I know I'm a few days early, but as Saint Seraphim of Sarov was known to say throughout the year, "Christ is Risen!"
neversummer

Trad climber
30 mins. from suicide USA
Apr 12, 2012 - 03:05pm PT
Wow!!! good stuff right there John...Thanks for the share and it does help people i feel when you can listen or read others ways of digging out of that rut.
tolman_paul

Trad climber
Anchorage, AK
Apr 12, 2012 - 03:25pm PT
I don't have the statistics to back it up, but it seems like most suicides I'm familiar with have been teenage kids that aren't involved in any sports. Most of the climbers I know seem to have a real zeal for life.

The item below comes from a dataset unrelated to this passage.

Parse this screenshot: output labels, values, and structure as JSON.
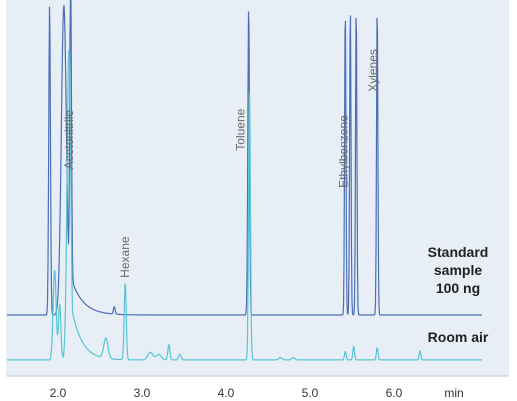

I don't mean to dimish the op's loss nor those who are suffering from depression.
Scott McNamara

Social climber
Tucson, Arizona
Apr 12, 2012 - 04:26pm PT
Really nice post, John.
Bargainhunter

climber
Nov 16, 2012 - 09:10am PT
John, I really enjoyed your post. Thank you for sharing that story. I also read the original version that you posted in a thread about Jeff Batten's depression/suicide. This forum, for all its silliness, has some amazing posts. Sincerely, -C.
scuffy b

climber
heading slowly NNW
Nov 16, 2012 - 11:54am PT
Thanks for baring yourself again, John.
It's really surprising sometimes to learn that everyone else has such a
higher opinion of you than you do of yourself.
Don Paul

Big Wall climber
Colombia, South America
Nov 16, 2012 - 11:59am PT
John the practice of law, particularly as a solo, can be overwhelmingly stressful. I am only able to do it because I only take cases for causes I deeply believe in. Then any suffering I go through, I feel like its the dues I have to pay to do important, good work. In particular it is very difficult to level out the work, there's either nothing to do, or its impossible to meet deadlines. Plus everyone in the legal system is totally stressed out, and many opposing counsel use psychological pressure tactics, or are so sneaky you get paranoid to talk to them at all. Its not a normal human environment. If you are in need of money, I notice that the market for contract attorneys in SF is very hot, pays higher than anywhere else I know of. Much of the work is document review or research and you may not need to be licensed. Although check with the bar obviously.

I never associated depression with climbing. If I wanted to die climbing, it would have been the easiest thing in the world, lol. It's an escape from reality, but its normal for people to do that, and healthy too, I think.